Rapid isolation of extracellular vesicles from diverse biofluid matrices via capillary-channeled polymer fiber solid-phase extraction micropipette tips

Abstract

Extracellular vesicles (EVs) play essential roles in biological systems based on their ability to carry genetic and protein cargos, intercede in cellular communication and serve as vectors in intercellular transport. As such, EVs are species of increasing focus from the points of view of fundamental biochemistry, clinical diagnostics, and therapeutics delivery. Of particular interest are 30–200 nm EVs called exosomes, which have demonstrated high potential for use in diagnostic and targeted delivery applications. The ability to collect exosomes from patient biofluid samples would allow for comprehensive yet remote diagnoses to be performed. While several exosome isolation methods are in common use, they generally produce low recoveries, whose purities are compromised by concomitant inclusion of lipoproteins, host cell proteins, and protein aggregates. Those methods often work on lengthy timescales (multiple hours) and result in very low throughput.

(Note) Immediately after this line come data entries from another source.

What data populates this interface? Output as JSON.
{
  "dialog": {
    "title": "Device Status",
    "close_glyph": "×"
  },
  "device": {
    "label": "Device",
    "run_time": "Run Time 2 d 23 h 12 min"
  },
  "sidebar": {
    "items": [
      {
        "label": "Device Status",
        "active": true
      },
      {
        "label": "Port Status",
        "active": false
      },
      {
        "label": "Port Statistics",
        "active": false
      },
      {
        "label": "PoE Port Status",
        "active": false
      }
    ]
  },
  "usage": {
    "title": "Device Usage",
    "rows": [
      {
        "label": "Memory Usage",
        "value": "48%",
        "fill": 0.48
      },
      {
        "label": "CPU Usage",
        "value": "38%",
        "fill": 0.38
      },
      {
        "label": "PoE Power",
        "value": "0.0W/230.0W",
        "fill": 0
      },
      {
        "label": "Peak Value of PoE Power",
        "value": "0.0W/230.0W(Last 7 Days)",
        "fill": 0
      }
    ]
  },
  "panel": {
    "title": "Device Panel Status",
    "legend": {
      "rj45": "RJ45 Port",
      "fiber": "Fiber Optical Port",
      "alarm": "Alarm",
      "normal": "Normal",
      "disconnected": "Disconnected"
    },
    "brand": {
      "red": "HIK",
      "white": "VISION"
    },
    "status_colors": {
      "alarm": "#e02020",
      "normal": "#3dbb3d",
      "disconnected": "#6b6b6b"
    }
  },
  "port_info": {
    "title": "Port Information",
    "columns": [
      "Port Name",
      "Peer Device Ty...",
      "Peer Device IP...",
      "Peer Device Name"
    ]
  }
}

In this study, capillary-channeled polymer (C-CP) fiber micropipette tips were employed in a hydrophobic interaction chromatography (HIC) solid-phase extraction (SPE) workflow. Demonstrated is the isolation of exosomes from human urine, saliva, cervical mucus, serum, and goat milk matrices. This method allows for quick (<15 min) and low-cost (<$1 per tip) isolations at sample volume and time scales relevant for clinical applications. The tip isolation was evaluated using absorbance (scattering) detection, nanoparticle tracking analysis (NTA), and transmission electron microscopy (TEM). Exosome purity was assessed by Bradford assay, based on the removal of free proteins. An enzyme-linked immunosorbent assay (ELISA) to the CD81 tetraspanin protein was used to confirm the presence of the known exosomal-biomarker on the vesicles.